A cleft lip or palate can be successfully treated with surgery, especially so if conducted soon after birth or in early childhood.
If the cleft does not affect the palate structure of the mouth it is referred to as cleft lip. Cleft lip is formed in the top of the lip as either a small gap or an indentation in the lip (partial or incomplete cleft) or it continues into the nose (complete cleft). Lip cleft can occur as a one sided (unilateral) or two sided (bilateral). It is due to the failure of fusion of the maxillary and medial nasal processes (formation of the primary palate).
A mild form of a cleft lip is a microform cleft. A microform cleft can appear as small as a little dent in the red part of the lip or look like a scar from the lip up to the nostril.
Cleft palate is a condition in which the two plates of the skull that form the hard palate (roof of the mouth) are not completely joined. The soft palate is in these cases cleft as well. In most cases, cleft lip is also present.
Palate cleft can occur as complete (soft and hard palate, possibly including a gap in the jaw) or incomplete (a 'hole' in the roof of the mouth, usually as a cleft soft palate). When cleft palate occurs, the uvula is usually split. It occurs due to the failure of fusion of the lateral palatine processes, the nasal septum, and/or the median palatine processes (formation of the secondary palate).
The hole in the roof of the mouth caused by a cleft connects the mouth directly to the nasal cavity.

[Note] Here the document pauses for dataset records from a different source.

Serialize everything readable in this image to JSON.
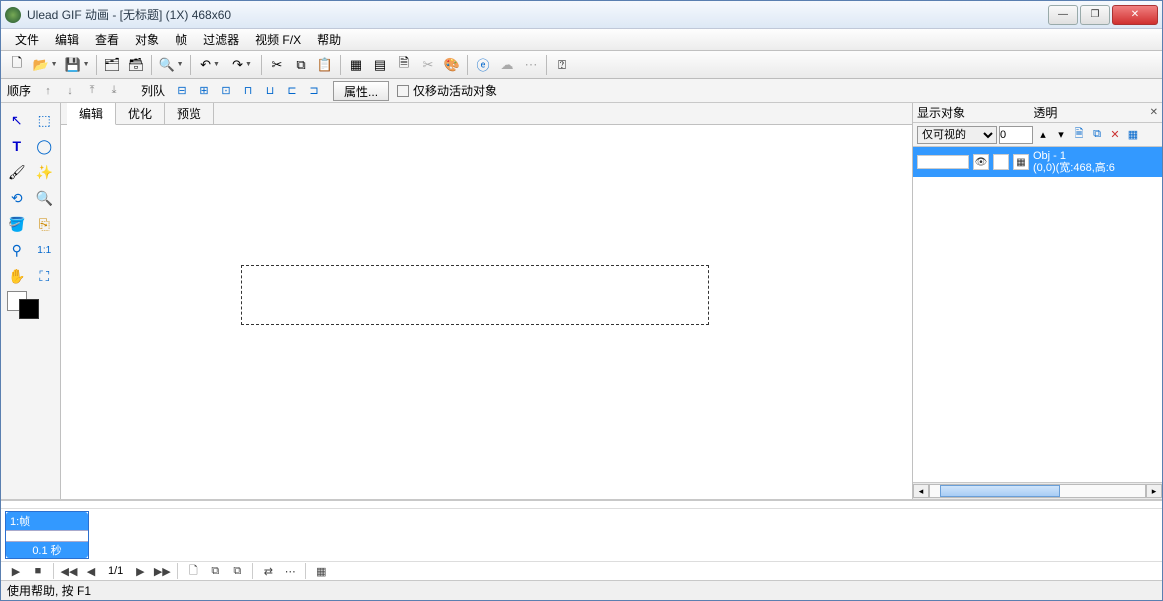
{
  "title": "Ulead GIF 动画 - [无标题] (1X) 468x60",
  "menubar": [
    "文件",
    "编辑",
    "查看",
    "对象",
    "帧",
    "过滤器",
    "视频 F/X",
    "帮助"
  ],
  "secondbar": {
    "order_label": "顺序",
    "queue_label": "列队",
    "properties_btn": "属性...",
    "move_active_label": "仅移动活动对象"
  },
  "viewtabs": [
    "编辑",
    "优化",
    "预览"
  ],
  "rightpanel": {
    "show_label": "显示对象",
    "trans_label": "透明",
    "dropdown_value": "仅可视的",
    "input_value": "0",
    "obj": {
      "name": "Obj - 1",
      "info": "(0,0)(宽:468,高:6"
    }
  },
  "timeline": {
    "frame_label": "1:帧",
    "frame_time": "0.1 秒",
    "page": "1/1"
  },
  "statusbar": "使用帮助, 按 F1",
  "icons": {
    "new": "🗋",
    "open": "📂",
    "save": "💾",
    "wizard": "🪄",
    "undo": "↶",
    "redo": "↷",
    "cut": "✂",
    "copy": "⧉",
    "paste": "📋",
    "ie": "ⓔ",
    "help": "❓",
    "arrow": "↖",
    "rect": "▭",
    "text": "T",
    "ellipse": "◯",
    "brush": "🖌",
    "wand": "✨",
    "lasso": "⟲",
    "zoom": "🔍",
    "bucket": "🪣",
    "crop": "⎘",
    "picker": "⚲",
    "scale11": "1:1",
    "hand": "✋",
    "fit": "⛶",
    "play": "▶",
    "stop": "■",
    "first": "◀◀",
    "prev": "◀",
    "next": "▶",
    "last": "▶▶"
  }
}
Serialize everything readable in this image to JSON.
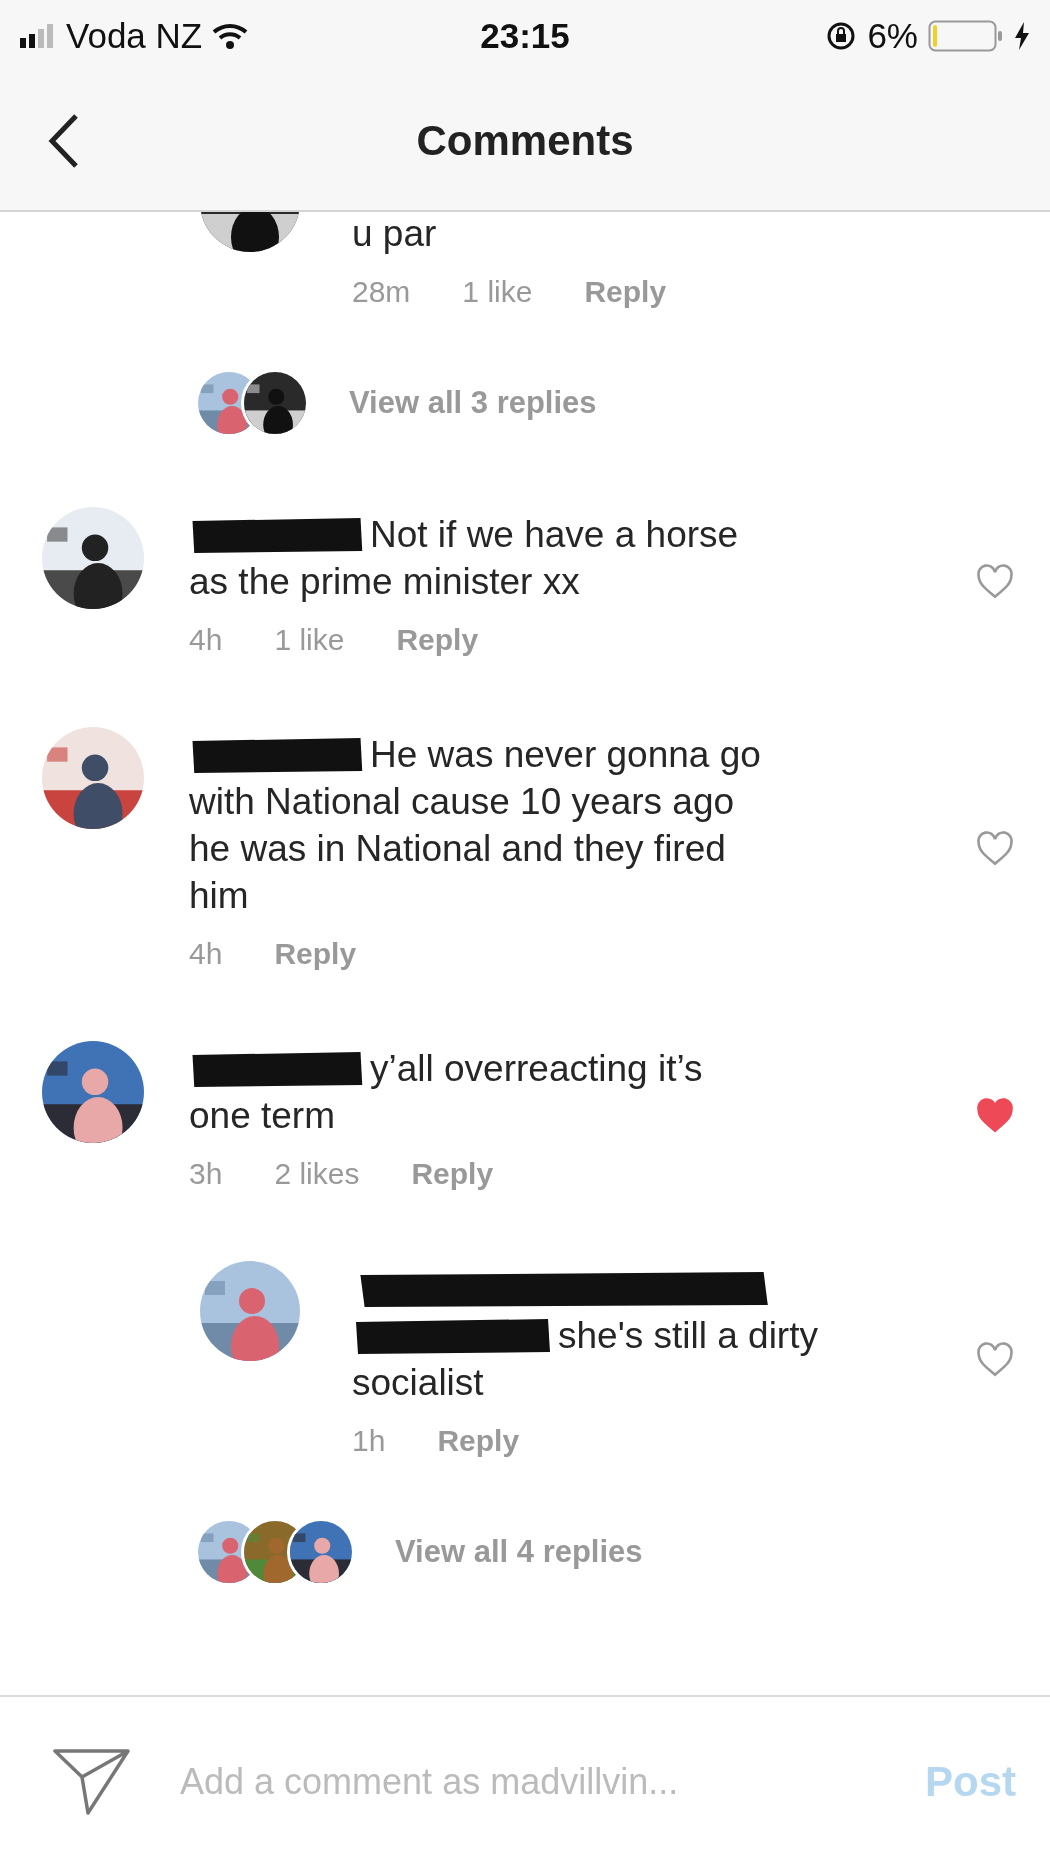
{
  "status_bar": {
    "carrier": "Voda NZ",
    "time": "23:15",
    "battery": "6%"
  },
  "header": {
    "title": "Comments"
  },
  "items": [
    {
      "kind": "reply",
      "text": "u par",
      "meta": [
        "28m",
        "1 like",
        "Reply"
      ]
    },
    {
      "kind": "replies",
      "label": "View all 3 replies"
    },
    {
      "kind": "redacted_comment",
      "text": "Not if we have a horse as the prime minister xx",
      "meta": [
        "4h",
        "1 like",
        "Reply"
      ],
      "liked": false
    },
    {
      "kind": "redacted_comment",
      "text": "He was never gonna go with National cause 10 years ago he was in National and they fired him",
      "meta": [
        "4h",
        "Reply"
      ],
      "liked": false
    },
    {
      "kind": "redacted_comment",
      "text": "y’all overreacting it’s one term",
      "meta": [
        "3h",
        "2 likes",
        "Reply"
      ],
      "liked": true
    },
    {
      "kind": "redacted_reply",
      "text": "she's still a dirty socialist",
      "meta": [
        "1h",
        "Reply"
      ],
      "liked": false
    },
    {
      "kind": "replies",
      "label": "View all 4 replies"
    }
  ],
  "composer": {
    "placeholder": "Add a comment as madvillvin...",
    "post": "Post"
  }
}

Note: the next images show the roof of the mouth. The top shows the nose, the lips are colored pink. For clarity the images depict a toothless infant.
A direct result of an open connection between the oral cavity and nasal cavity is velopharyngeal inadequacy (VPI). Because of the gap, air leaks into the nasal cavity resulting in a hypernasal voice resonance and nasal emission.Secondary effects of VPI include speech articulation errors (e.g., distortions, substitutions, and omissions) and compensatory misarticulations (e.g., glottal stops and posterior nasal fricatives) Possible treatment options include speech therapy, prosthetics, augmentation of the posterior pharyngeal wall, lengthening of the palate, and surgical procedures. Submucous cleft palate (SMCP) can also occur, which is an occult cleft of the soft palate with a classic clinical triad of bifid uvula, a furrow along the midline of the soft palate, and a notch in the posterior margin of the hard palate.

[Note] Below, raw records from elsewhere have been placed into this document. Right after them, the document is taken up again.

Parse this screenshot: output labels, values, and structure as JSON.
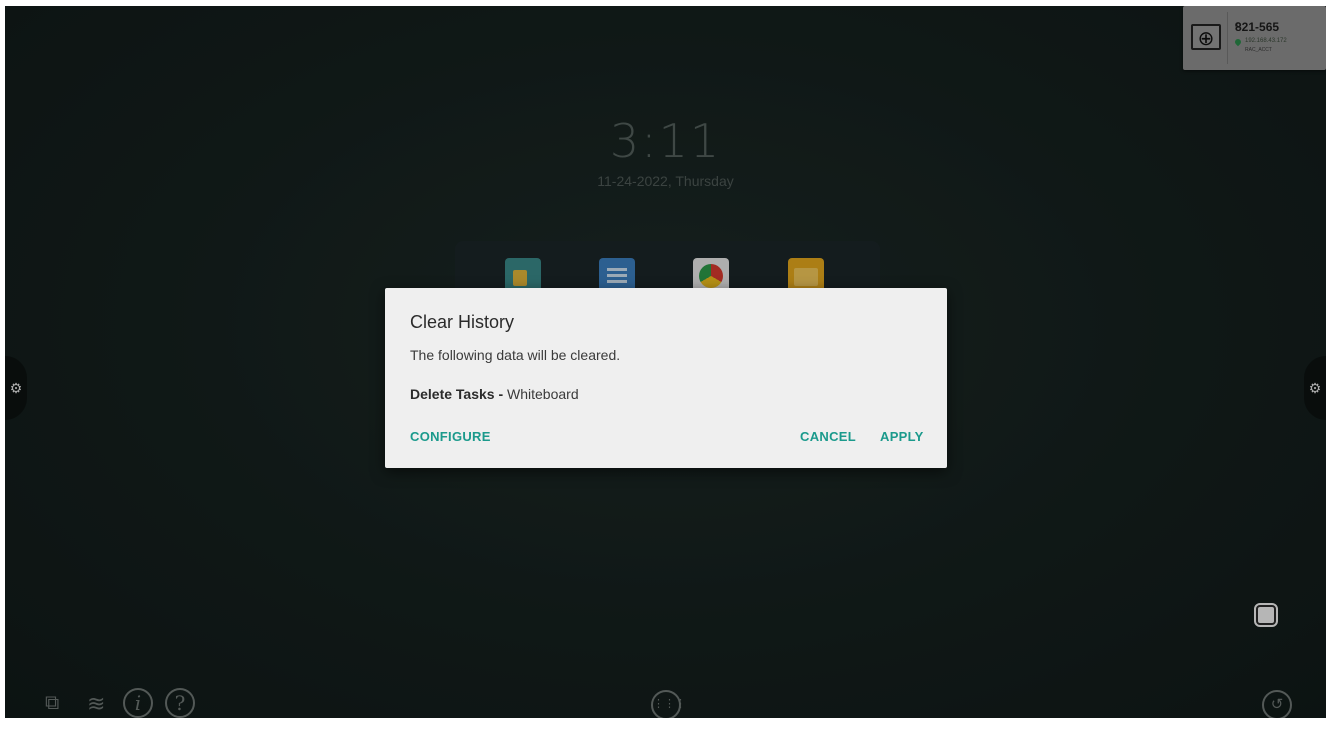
{
  "lockscreen": {
    "time": "3:11",
    "date": "11-24-2022, Thursday"
  },
  "dock": {
    "apps": [
      "presentation-app-icon",
      "whiteboard-app-icon",
      "chrome-app-icon",
      "file-manager-app-icon"
    ]
  },
  "badge": {
    "code": "821-565",
    "ip": "192.168.43.172",
    "network": "RAC_ACCT",
    "icon": "screen-share-icon"
  },
  "dialog": {
    "title": "Clear History",
    "message": "The following data will be cleared.",
    "item_bold": "Delete Tasks -",
    "item_rest": " Whiteboard",
    "configure": "CONFIGURE",
    "cancel": "CANCEL",
    "apply": "APPLY",
    "accent_color": "#1b9a8c"
  },
  "bottom_bar": {
    "icons": [
      "network-icon",
      "wifi-icon",
      "info-icon",
      "help-icon",
      "apps-icon",
      "history-icon"
    ]
  }
}
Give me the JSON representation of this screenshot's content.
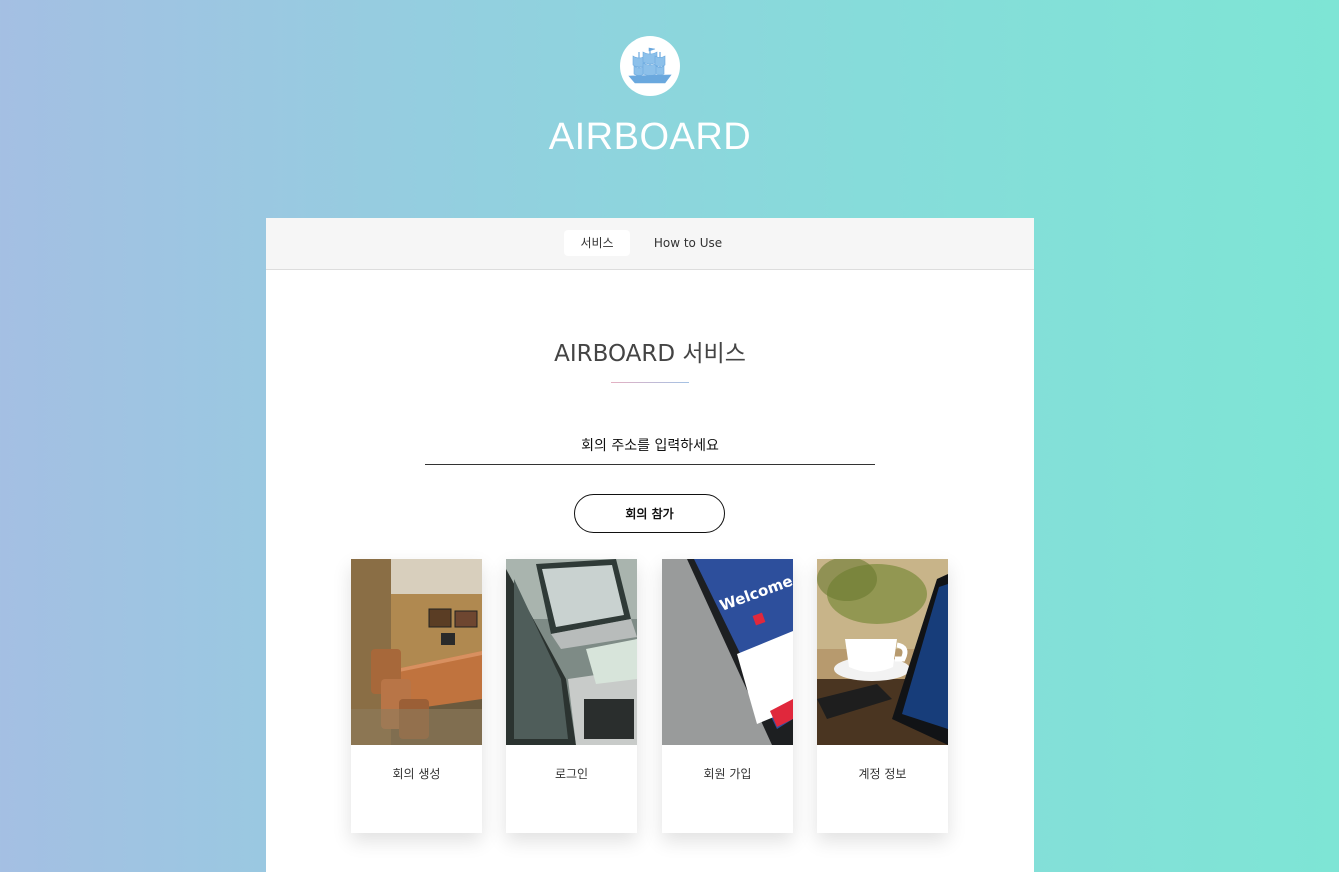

Within the first 2-3 months after birth, surgery is performed to close the cleft lip. While surgery to repair a cleft lip can be performed soon after birth, often the preferred age is at approximately 10 weeks of age, following the "rule of 10s" coined by surgeons Wilhelmmesen and Musgrave in 1969 (the child is at least 10 weeks of age; weighs at least 10 pounds, and has at least 10g hemoglobin). If the cleft is bilateral and extensive, two surgeries may be required to close the cleft, one side first, and the second side a few weeks later. Often an incomplete cleft lip requires the same surgery as complete cleft. This is done for two reasons. Firstly the group of muscles required to purse the lips run through the upper lip. In order to restore the complete group a full incision must be made. Secondly, to create a less obvious scar the surgeon tries to line up the scar with the natural lines in the upper lip (such as the edges of the philtrum) and tuck away stitches as far up the nose as possible. Incomplete cleft gives the surgeon more tissue to work with, creating a more supple and natural-looking upper lip.
Often a cleft palate is temporarily closed, the cleft isn't closed, but it is covered by a palatal obturator (a prosthetic device made to fit the roof of the mouth covering the gap).
Cleft palate can also be corrected by surgery, usually performed between 6 and 12 months. Approximately 20-25% only require one palatal surgery to achieve a competent velopharyngeal valve capable of producing normal, non-hypernasal speech. However, combinations of surgical methods and repeated surgeries are often necessary as the child grows. One of the new innovations of cleft lip and cleft palate repair is the Latham appliance. The Latham is surgically inserted by use of pins during the child's 4th or 5th month. After it is in place, the doctor, or parents, turn a screw daily to bring the cleft together to assist with future lip and/or palate repair.
If the cleft extends into the maxillary alveolar ridge, the gap is usually corrected by filling the gap with bone tissue. The bone tissue can be acquired from the patients own chin, rib or hip.